What to Do When You Hear a Squirrel in the Attic
When you hear a squirrel in the attic, there are two things you should know. First, squirrels carry their nuts into the attic and try to bury them in the insulation. If they succeed, they may continue digging through the insulation, and you may hear their noises in the rooms below. Secondly, you should know that squirrels dig travel and den tunnels in the insulation, which makes them easy to hear.

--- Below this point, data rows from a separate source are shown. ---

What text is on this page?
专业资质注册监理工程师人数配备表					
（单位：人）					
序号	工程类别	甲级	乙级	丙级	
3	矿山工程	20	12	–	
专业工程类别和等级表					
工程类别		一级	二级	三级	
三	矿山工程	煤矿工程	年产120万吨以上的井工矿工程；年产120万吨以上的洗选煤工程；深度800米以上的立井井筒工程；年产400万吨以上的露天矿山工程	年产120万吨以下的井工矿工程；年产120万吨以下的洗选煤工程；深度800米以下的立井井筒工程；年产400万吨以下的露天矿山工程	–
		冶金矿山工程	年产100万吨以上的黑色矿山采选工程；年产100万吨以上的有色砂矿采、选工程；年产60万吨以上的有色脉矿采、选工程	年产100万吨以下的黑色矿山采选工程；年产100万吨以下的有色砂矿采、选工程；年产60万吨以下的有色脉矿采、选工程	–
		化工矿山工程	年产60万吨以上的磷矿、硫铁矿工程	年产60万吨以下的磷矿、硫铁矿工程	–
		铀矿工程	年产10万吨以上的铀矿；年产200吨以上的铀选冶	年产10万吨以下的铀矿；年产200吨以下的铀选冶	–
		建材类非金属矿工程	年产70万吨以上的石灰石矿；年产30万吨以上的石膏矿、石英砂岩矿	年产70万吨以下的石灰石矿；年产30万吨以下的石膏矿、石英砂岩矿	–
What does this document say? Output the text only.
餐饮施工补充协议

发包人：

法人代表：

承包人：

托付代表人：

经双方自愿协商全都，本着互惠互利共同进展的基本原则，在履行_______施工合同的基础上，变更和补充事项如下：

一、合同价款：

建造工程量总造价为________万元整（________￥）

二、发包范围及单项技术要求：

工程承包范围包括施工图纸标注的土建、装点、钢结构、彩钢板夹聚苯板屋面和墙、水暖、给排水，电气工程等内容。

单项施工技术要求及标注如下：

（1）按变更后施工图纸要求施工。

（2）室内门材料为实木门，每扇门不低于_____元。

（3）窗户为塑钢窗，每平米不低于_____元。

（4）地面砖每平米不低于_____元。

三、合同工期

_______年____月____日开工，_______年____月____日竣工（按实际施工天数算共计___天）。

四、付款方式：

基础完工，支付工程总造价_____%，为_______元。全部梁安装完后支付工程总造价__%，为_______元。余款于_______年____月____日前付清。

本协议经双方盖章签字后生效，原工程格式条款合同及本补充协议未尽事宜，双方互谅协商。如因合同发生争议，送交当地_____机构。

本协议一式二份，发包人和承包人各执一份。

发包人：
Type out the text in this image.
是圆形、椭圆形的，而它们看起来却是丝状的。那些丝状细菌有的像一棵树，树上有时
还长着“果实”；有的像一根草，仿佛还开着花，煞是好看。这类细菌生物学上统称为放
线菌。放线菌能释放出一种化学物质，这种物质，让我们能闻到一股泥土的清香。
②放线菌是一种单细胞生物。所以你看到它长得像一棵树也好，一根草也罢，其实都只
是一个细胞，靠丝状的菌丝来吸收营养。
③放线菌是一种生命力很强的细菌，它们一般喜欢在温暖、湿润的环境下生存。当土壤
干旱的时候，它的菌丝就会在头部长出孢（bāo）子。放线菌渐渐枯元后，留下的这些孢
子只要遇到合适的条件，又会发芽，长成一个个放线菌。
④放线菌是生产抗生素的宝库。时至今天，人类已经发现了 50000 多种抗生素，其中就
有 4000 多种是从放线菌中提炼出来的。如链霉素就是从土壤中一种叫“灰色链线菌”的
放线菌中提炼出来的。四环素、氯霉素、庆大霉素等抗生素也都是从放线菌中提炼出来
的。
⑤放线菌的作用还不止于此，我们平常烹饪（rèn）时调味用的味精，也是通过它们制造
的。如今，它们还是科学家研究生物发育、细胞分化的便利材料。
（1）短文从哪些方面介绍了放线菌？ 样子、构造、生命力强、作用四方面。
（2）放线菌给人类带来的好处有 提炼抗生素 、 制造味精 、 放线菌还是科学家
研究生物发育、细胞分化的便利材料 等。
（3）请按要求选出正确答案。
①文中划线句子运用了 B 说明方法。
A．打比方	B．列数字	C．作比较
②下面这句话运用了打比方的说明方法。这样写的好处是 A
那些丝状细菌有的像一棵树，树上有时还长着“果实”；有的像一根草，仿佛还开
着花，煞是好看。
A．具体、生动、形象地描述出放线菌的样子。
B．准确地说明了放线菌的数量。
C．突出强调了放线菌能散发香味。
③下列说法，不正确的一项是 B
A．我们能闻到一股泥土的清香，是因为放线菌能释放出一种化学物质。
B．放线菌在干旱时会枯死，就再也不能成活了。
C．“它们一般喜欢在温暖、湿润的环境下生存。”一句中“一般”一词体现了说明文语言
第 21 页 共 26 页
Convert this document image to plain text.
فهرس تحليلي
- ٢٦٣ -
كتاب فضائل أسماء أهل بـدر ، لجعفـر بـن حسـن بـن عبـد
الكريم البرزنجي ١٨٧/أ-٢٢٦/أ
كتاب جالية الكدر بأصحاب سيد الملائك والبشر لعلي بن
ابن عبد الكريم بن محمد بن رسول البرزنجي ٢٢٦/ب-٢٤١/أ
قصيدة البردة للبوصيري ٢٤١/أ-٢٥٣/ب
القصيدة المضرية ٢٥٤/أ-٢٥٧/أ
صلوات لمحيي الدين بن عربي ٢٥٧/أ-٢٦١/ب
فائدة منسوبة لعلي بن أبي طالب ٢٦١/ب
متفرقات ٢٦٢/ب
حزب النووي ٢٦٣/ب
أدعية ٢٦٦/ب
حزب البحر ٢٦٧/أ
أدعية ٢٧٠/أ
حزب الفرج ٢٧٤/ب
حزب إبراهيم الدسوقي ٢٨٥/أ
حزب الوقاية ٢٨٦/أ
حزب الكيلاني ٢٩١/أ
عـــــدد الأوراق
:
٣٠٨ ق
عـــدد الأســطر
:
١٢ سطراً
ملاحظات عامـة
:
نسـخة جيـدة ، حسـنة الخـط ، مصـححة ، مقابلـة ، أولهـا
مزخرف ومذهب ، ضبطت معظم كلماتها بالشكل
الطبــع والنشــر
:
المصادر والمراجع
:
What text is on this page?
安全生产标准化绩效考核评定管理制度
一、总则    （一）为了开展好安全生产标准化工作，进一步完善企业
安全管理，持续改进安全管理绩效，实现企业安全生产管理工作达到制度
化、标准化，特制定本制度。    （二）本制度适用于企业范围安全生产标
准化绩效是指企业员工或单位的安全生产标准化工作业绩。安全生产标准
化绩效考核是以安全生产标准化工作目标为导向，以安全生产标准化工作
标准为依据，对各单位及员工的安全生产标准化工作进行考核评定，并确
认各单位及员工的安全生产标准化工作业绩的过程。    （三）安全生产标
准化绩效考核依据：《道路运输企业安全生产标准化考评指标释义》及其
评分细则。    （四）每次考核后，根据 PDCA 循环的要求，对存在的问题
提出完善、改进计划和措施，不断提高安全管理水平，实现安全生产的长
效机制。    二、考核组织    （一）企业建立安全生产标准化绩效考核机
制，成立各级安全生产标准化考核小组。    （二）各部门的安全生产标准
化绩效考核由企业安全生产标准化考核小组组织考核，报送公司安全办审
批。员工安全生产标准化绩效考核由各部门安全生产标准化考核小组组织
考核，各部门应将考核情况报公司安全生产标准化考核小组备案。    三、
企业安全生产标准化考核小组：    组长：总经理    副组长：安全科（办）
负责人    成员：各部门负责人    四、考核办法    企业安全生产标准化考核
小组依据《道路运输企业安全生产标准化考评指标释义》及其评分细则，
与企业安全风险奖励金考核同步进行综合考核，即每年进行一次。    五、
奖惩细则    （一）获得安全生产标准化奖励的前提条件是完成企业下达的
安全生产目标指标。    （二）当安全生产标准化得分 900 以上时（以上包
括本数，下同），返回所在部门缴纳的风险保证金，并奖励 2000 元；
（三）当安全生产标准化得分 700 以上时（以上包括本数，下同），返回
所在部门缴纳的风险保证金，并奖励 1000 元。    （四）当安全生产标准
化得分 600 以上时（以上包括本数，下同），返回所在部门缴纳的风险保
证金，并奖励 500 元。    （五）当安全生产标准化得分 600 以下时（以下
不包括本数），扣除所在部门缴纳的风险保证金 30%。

Typical behavior of a squirrel
If you are hearing rattling or chirping, chances are that a squirrel is in your attic. Squirrels are extremely active at night. The sound you are hearing is a squirrel scurrying around, either in search of food or to communicate. Squirrels don’t typically make vocal sounds at night, and you can usually tell by its behavior if you hear it.
Squirrels are known for leaving paw prints. They typically leave tracks in dusty areas. Their back paws are five fingers long, making it easy to spot their tracks. If you suspect a squirrel, check out the size of its front paws. Their front paws are shorter than their back paws, and they usually bound forward with their back feet in line. In addition to leaving paw prints, you can also look for grease spots and tracks left by the animals.
You may be concerned about baby squirrels. Fortunately, squirrels don’t leave welcome mats, so you can usually catch them in the act before they have a chance to escape. However, this doesn’t mean you should take drastic measures right away. Wait at least six weeks before taking action against a squirrel infestation. But you don’t want to risk the welfare of the baby squirrels.
Common sources of attic noise
One common source of attic noise is the activity of squirrels. These animals are diurnal, and their activity tends to be at its peak during the early morning and late evening hours. You can identify the source of noise by the sounds it makes, including scratching, gnawing, and scurrying. Nevertheless, if you hear these sounds during the day, it is probably a raccoon or mouse.
You may hear a rustling sound from your attic, but that’s no comforting noise at all. Quite possibly, it is a squirrel, one of the bushy cousins of rodents. North Carolina, for example, has more squirrels than it can count. Squirrels are acrobatic rodents and have no problem climbing roofs and attics. They are often unseen by humans, but they can ruin your home if they let themselves loose.
Ways to frighten a squirrel
If you’re worried about a squirrel in your attic, you can try one of these ways to scare the animal away. If the squirrel has an active nest in your attic, you can bang on the rafters and speak loudly in the attic to make it leave. You can also place a bright light or rags soaked in cider vinegar in the attic to scare it away. If these methods don’t work, it is time to call a professional squirrel removal company.
While these methods are not foolproof, they can provide you with great results. Follow the instructions carefully, and your attic will be free of squirrels in no time. Regardless of how you decide to scare a squirrel, remember that you can only scare the animal away after following proper precautions. Make sure to check the attic often and follow the tips mentioned in this article to make sure the animal doesn’t come back.
Ways to get rid of a squirrel
Having a squirrel infestation can be a scary prospect for many homeowners. After all, you don’t want any pests living in your home. And facing an infestation in your attic is even worse. A squirrel infestation will only increase the number of these pests, which could eventually threaten your home. As the squirrels multiply, they will also damage your electrical wires. Hence, if you find a squirrel in your attic, it is time to check if there are any new fire hazards.
The most common complaint about squirrels in the attic is clicking noises. This noise is caused by squirrels using the attic as their personal bathroom. They generally leave the attic during the warmer hours of the day. If you find baby squirrels, make sure to leave the nest for a few weeks until they have a chance to survive without a mother.
Jessica Watson is a PHD holder from the University of Washington. She studied behavior and interaction between squirrels and has presented her research in several wildlife conferences including TWS Annual Conference in Winnipeg.